For Jon Oden, like his wheat fields, life has had many challenges. But like his fields, he keeps going – often with a calm demeanor and an optimistic attitude.
Oden is a fifth-generation farmer, operating Sterling Heritage Farms in Sterling and Lyons. Like his forebears, he raises wheat, corn, soybeans and milo. He’s added and deleted other crops to and from the mix throughout the years, including alfalfa, sunflowers and cotton.
Always on the lookout for better outcomes, Oden, a graduate of Kansas State University, uses advanced technology, no-till practices, cover crops and rotation. This year, because of the heavy rains toward the beginning of planting season, Oden is a little behind on his planting.
"It was too cold early on, then it got too wet," he said. "Then it dried up for five days. We planted hard and it rained again."
Oden is especially concerned about planting all his cotton on time, as that crop has a small window. Because cotton has worked well for him for the past couple of years, Oden continues to have the crop on his plant rotation. He said he dropped sunflowers about 10 years ago because he had a hard time controlling weeds.
Along with grains, Oden owns cattle, used to run buffalo, and is always thinking of new commodities. Although he has four employees and his son Cody, 16, to help, he is reluctant to move into produce, having investigated green beans, watermelon and tomatoes. He has also looked at industrial hemp, but decided against the crop.
"With industrial hemp, everybody’s jumping on board," Oden said. He remains skeptical, thinking the market might become saturated.
Status of Crops Statewide
Like others statewide, Oden is hopeful for his wheat crop. Information from the USDA and the Kansas State University Extension Service for the week ending June 7 states 70% of Kansas wheat crops fall within the fair and good ratings. A little less than 25% are poor to very poor and 6% are ranked excellent. The state’s winter wheat headed was 98%, similar to last year and the five-year average. This year’s coloring was 61%. This was well ahead of 40% for last year, but near the 63% average.

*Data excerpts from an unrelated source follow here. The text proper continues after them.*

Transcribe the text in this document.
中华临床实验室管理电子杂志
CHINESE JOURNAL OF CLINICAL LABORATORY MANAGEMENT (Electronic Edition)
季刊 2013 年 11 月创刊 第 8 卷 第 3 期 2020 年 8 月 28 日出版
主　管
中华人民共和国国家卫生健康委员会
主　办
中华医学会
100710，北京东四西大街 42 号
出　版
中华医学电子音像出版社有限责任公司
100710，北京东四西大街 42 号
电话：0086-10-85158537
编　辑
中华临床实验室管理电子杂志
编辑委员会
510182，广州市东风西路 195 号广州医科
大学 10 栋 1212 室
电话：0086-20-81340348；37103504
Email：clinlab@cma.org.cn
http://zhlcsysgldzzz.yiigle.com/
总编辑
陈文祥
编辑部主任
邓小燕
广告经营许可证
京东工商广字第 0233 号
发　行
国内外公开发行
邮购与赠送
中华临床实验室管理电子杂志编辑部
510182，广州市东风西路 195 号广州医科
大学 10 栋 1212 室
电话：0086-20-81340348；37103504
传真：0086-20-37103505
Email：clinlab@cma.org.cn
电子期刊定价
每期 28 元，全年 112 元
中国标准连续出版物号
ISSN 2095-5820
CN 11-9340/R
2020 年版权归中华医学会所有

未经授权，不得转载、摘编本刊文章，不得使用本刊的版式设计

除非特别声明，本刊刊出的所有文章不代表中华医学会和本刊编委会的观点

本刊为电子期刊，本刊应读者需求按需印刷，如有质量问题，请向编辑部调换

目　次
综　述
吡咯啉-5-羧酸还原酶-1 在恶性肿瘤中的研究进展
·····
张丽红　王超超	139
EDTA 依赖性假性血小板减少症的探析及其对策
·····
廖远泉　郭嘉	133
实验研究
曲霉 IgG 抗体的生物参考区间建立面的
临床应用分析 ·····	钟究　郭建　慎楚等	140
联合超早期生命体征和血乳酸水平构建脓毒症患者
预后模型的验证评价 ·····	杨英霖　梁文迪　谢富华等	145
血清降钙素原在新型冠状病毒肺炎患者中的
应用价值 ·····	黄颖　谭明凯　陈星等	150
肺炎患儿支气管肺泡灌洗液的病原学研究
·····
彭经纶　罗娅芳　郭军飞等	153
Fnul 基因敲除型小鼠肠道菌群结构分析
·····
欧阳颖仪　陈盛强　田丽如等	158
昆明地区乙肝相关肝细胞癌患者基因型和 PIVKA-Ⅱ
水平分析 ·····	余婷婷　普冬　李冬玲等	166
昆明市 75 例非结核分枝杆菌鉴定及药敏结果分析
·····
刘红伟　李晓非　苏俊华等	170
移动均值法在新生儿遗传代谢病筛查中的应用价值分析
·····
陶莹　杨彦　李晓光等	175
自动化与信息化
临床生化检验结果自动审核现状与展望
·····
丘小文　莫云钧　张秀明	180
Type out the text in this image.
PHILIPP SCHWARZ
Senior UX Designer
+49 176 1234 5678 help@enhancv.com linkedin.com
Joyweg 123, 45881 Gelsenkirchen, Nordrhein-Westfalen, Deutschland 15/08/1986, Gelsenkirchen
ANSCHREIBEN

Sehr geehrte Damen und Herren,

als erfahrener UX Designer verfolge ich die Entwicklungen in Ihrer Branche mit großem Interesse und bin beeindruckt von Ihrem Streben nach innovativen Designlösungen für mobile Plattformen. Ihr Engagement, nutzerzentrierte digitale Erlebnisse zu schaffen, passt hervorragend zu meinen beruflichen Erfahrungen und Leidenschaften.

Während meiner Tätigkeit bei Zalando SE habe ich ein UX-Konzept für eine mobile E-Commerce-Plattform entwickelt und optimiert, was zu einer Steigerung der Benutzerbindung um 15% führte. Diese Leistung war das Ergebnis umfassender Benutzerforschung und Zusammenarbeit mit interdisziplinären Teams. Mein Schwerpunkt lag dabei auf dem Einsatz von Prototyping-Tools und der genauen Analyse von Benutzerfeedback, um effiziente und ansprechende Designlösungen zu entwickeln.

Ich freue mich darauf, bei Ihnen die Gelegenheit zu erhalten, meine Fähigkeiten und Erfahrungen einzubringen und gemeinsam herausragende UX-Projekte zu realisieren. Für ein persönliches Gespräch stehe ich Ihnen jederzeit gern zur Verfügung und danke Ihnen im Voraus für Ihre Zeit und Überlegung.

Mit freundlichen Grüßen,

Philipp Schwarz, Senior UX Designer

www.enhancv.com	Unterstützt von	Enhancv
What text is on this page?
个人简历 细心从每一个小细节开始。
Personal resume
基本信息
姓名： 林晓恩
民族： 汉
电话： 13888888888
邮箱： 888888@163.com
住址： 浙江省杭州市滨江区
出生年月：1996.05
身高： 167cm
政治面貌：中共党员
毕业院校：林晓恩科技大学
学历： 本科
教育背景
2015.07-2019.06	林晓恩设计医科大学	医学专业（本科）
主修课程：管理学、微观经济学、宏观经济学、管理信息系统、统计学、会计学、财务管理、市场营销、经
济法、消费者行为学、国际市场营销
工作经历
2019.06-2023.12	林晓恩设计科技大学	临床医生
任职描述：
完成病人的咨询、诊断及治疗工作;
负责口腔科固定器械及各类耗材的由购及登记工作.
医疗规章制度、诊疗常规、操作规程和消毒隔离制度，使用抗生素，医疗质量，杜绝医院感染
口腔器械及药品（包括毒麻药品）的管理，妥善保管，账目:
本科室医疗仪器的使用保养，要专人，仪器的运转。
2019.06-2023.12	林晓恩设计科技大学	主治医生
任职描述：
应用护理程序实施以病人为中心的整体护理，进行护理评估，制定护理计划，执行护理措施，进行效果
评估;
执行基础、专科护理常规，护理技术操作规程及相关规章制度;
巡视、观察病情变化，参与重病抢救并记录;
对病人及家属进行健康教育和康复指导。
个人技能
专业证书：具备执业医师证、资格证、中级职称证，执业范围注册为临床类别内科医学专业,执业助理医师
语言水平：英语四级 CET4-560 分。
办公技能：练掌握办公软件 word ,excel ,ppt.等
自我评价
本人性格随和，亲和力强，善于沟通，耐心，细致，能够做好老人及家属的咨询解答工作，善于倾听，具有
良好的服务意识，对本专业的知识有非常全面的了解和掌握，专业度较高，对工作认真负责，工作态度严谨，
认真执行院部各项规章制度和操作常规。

Oden just finished planting corn, placing him with most of the other farmers in Kansas. As of June 7, this year’s corn condition was mainly fair to excellent, with only 7% at poor to very poor. Like Oden’s crop, much of the corn throughout Kansas has emerged. This is way ahead of 69% from last year.
The soybean condition statewide is 98% fair to excellent, with almost 80% of the crop planted and just under 60% emerged.
This week’s sorghum condition is rated 95% fair to excellent, with slightly more than half of the crop planted. This is ahead of last year’s sorghum crop.
Oden’s cotton is beginning to emerge. The condition of this crop statewide is 97% fair to excellent. Cotton planted was 94%, well ahead of 68% last year and the 65% average.
Just under 50% of sunflowers were planted, but this is ahead of 32% last year and the 31% average.
"I always hope it’s a bin-buster year," Oden said. "This year you’re not going to make any money unless you have above-average yield."